In protest against repeated human and trade union rights violations, nine union members, five women and four men, began an unlimited hunger strike on 6 May in Algiers, Algeria. Despite urgent requests for meetings, and daily reports on the workers’ rapidly deteriorating health conditions, the government continues to refuse to address the judicial workers’ issues.
Leaders of the Algerian National Independent Union of Public Administration Workers are attending the International Labour Conference in Geneva, Switzerland to call international attention to this desperate situation. No longer mobile, the workers have dangerously low blood pressure and sugar counts, are suffering from muscular pain and can barely speak. A number of the women are mothers with young children.
Union president Rachid Malaoui explains, “These workers are demanding that the Ministry of Justice honour the commitments it made on 22 February 2011 to increase wages and respect workers’ rights to freedom of association and collective bargaining.”

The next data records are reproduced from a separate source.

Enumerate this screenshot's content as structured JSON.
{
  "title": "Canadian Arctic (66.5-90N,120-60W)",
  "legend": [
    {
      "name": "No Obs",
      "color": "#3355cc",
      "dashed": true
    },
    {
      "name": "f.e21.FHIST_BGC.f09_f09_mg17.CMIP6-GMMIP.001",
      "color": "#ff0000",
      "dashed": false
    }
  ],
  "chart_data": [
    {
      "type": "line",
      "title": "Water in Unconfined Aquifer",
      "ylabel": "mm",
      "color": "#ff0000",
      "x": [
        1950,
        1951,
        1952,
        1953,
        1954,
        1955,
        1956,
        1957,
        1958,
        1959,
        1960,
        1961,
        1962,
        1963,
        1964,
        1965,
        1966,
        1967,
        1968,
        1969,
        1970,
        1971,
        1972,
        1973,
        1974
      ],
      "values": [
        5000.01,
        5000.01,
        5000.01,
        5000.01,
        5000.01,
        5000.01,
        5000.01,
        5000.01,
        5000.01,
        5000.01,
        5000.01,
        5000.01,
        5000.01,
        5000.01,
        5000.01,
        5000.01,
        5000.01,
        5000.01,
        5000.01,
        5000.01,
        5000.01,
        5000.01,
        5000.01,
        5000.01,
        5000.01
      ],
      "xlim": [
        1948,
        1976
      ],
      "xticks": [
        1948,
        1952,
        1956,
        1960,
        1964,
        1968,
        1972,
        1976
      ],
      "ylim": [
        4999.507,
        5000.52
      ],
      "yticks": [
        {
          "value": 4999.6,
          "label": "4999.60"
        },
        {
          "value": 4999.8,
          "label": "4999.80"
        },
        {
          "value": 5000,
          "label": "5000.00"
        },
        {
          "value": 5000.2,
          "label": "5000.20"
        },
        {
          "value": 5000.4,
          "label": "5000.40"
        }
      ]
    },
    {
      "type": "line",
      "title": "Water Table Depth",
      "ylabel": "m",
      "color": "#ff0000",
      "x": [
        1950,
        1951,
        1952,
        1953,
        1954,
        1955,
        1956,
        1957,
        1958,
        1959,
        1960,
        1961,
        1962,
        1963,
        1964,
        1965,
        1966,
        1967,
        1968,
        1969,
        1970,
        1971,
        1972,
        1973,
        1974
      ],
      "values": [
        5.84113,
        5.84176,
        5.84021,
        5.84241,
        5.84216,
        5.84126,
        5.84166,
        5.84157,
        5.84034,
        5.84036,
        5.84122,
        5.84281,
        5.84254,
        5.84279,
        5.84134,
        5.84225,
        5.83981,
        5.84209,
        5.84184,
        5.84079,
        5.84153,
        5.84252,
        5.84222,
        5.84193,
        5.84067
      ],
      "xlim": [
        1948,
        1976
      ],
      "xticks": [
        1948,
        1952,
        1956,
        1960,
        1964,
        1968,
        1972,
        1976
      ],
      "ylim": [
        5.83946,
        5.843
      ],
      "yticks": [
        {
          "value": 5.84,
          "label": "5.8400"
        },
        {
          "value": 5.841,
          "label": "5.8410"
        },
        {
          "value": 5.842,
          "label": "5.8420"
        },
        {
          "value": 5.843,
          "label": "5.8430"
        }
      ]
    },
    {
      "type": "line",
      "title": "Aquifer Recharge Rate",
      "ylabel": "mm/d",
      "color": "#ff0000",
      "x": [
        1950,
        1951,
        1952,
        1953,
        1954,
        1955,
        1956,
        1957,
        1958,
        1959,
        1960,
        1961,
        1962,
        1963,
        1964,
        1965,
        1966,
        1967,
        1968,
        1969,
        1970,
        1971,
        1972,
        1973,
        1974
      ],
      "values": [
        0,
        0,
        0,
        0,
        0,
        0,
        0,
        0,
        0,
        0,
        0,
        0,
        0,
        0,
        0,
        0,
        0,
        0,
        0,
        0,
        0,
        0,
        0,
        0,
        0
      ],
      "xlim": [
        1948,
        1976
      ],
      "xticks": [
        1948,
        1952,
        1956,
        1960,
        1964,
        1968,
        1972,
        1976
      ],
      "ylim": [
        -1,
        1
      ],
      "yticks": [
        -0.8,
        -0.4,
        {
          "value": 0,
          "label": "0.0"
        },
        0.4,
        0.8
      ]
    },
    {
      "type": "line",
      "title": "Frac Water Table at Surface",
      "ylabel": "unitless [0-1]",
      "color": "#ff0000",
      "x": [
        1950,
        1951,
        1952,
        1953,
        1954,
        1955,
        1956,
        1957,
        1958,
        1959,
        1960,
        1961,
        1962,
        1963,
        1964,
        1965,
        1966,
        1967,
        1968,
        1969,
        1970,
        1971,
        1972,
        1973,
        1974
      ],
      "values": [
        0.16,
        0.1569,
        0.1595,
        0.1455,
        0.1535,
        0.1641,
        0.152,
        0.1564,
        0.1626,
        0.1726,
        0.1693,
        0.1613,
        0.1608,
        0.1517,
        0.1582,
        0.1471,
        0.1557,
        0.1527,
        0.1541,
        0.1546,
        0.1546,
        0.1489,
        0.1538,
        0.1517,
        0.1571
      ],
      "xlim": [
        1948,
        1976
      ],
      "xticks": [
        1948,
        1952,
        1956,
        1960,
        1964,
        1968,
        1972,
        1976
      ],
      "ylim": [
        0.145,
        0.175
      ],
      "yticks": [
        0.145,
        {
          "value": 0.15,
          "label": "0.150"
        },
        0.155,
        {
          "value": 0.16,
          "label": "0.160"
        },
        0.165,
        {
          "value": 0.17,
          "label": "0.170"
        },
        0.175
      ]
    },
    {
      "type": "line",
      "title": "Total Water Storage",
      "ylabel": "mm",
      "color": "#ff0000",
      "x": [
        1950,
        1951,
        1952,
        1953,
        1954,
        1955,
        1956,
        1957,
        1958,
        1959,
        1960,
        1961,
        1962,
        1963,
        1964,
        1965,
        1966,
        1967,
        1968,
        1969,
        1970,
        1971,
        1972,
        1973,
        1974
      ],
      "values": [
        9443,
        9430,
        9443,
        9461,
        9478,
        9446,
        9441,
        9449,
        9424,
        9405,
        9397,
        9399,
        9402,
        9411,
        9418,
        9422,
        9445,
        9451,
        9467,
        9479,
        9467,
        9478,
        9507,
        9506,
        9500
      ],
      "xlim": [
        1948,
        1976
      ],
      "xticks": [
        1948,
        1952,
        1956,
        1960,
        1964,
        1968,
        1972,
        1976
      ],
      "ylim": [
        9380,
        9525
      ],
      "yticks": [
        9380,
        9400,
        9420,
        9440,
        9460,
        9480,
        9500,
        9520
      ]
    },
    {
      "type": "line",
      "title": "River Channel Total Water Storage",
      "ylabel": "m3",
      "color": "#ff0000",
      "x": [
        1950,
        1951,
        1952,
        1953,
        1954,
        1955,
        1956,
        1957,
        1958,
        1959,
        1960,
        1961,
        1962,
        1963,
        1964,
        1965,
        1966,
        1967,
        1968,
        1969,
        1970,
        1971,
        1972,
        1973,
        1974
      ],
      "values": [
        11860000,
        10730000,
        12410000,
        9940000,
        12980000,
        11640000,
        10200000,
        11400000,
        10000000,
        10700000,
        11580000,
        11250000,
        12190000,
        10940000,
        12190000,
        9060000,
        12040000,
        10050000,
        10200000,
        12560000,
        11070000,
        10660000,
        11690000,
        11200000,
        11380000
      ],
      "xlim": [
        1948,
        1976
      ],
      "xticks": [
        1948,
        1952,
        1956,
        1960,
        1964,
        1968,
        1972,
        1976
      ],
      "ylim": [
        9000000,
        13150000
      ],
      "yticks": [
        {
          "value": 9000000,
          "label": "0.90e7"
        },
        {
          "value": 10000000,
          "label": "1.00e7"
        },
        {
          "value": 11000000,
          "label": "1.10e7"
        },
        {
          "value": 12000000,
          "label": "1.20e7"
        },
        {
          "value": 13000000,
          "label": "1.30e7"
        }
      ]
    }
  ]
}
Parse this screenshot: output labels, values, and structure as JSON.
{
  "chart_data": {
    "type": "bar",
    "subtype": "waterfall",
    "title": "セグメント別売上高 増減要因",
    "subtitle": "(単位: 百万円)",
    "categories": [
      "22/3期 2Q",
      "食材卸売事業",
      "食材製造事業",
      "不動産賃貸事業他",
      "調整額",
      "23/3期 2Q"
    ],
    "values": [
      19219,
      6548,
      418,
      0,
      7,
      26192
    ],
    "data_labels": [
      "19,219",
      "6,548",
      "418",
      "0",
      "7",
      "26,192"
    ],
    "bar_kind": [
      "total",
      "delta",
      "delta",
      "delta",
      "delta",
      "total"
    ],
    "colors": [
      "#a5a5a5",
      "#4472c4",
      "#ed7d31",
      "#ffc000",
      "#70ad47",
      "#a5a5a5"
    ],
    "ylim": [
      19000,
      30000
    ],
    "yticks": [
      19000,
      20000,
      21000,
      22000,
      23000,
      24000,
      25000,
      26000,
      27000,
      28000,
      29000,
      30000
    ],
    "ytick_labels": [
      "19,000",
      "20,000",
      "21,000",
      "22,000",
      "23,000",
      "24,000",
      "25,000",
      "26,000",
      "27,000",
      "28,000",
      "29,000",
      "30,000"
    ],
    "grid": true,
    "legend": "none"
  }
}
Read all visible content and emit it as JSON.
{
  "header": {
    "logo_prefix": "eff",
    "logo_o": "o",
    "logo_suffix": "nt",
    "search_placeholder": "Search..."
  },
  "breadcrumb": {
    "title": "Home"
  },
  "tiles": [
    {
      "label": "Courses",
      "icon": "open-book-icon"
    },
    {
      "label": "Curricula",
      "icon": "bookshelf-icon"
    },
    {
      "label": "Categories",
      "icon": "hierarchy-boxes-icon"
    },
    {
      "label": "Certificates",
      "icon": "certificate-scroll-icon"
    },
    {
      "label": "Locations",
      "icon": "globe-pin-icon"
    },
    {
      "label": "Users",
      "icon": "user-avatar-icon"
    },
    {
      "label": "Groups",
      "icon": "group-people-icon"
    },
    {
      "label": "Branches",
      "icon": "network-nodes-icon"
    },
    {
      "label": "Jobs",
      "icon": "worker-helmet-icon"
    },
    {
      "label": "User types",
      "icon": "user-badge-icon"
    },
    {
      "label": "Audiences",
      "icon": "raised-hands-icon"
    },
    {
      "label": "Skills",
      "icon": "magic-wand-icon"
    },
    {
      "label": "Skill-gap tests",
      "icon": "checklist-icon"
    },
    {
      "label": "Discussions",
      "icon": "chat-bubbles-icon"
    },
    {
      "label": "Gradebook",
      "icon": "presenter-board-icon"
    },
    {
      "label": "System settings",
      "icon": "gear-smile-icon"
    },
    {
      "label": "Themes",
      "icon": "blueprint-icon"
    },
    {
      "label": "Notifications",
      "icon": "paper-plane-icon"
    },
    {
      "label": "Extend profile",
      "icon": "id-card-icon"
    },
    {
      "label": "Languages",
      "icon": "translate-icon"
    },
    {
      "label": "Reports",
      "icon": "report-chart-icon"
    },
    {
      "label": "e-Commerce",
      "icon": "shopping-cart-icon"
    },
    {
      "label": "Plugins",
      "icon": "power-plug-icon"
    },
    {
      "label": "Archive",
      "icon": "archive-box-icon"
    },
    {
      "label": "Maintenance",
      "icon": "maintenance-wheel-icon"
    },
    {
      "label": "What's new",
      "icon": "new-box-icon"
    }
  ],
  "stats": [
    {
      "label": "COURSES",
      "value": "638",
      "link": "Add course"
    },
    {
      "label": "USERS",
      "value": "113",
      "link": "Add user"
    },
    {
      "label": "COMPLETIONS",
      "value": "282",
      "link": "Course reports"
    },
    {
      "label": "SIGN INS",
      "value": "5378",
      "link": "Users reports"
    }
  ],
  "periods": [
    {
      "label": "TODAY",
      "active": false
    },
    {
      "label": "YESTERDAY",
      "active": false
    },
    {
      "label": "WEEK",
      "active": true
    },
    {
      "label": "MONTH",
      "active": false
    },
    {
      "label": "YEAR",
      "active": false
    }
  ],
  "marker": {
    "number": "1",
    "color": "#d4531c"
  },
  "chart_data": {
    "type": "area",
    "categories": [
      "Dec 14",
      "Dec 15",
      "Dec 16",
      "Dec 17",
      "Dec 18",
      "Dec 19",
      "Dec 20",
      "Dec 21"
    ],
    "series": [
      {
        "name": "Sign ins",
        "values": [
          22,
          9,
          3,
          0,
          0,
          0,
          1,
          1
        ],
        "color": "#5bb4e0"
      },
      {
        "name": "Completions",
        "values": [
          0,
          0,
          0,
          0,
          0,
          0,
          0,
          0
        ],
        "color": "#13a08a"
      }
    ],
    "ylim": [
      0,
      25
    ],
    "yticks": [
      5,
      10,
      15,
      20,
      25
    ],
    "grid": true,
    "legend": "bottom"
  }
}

“These workers are asking for a dialogue with the Minister of Justice to discuss working conditions within the justice department. Yet the Algerian government is refusing dialogue or even acknowledgement of the protest. For the past year, all doors at the ministry have been closed,” says union general secretary Nassira Ghozlane.
The hunger strikers began their protest following a government crackdown on a national protest by judicial workers on 24 April. According to a statement issued by the administration workers’ union, security forces violently broke up the peaceful protest, wounding and arresting more than 150 women. Reports of severe police brutality against women held in detention include cases of multiple bone fractures, loss of consciousness, and one woman’s subsequent miscarriage.
Workers in the judicial sector, who are primarily women, have led several protests in recent months against repeated infringements on their right to organize. Consequently, many workers have been denied pay, suspended, transferred or dismissed. Additionally, there have been numerous accounts of verbal and physical harassment of judicial workers.